Pinhassi’s research team is using multiple techniques to ascertain which genes are active in the bacteria. Their methods include metagenomics and metatranscriptomics. They can also mark selected proteins in the bacteria using radioactivity to see whether they multiply or diminish when sunlight strikes the bacteria.
One of the greatest challenges of research is having the courage to formulate the questions to be addressed. Long-term funding gives us the courage to raise the bar.
Although Pinhassi is engaged in basic research, he mentions several applications for knowledge about rhodopsins in biochemistry and biophysics. One potential application would be to use light to transport drugs between cells in the body, a field called optogenetics.

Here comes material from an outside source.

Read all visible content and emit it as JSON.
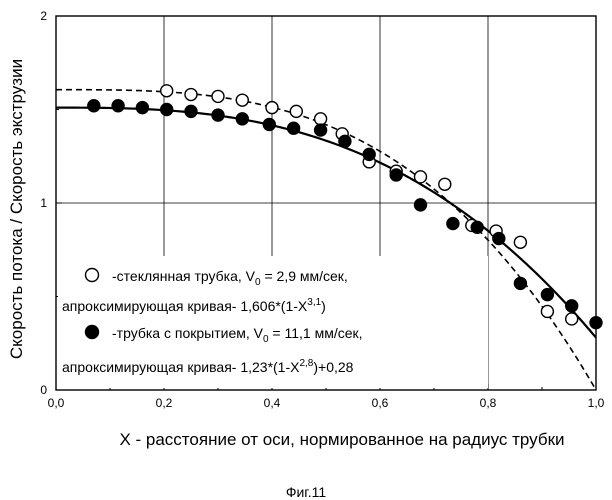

“Another interesting area is in farming of algae or various kinds of fish. Tailored bacteria could contribute vitamins without competing for existing nutrients, since they would be obtaining their energy for biosynthesis from rhodopsin.”
Pinhassi was born and raised in Lund, and studied biology and molecular biology at Umeå University in the north of Sweden, where he also received his PhD on studies of population dynamics in bacteria. After a spell as a postdoc in Barcelona, he moved to Kalmar, where Linnaeus University was engaged in establishing a research environment in the field of marine microbiology.
“There are now some fifteen researchers focusing on aquatic topics. Together, we have created an internationally recognized environment.”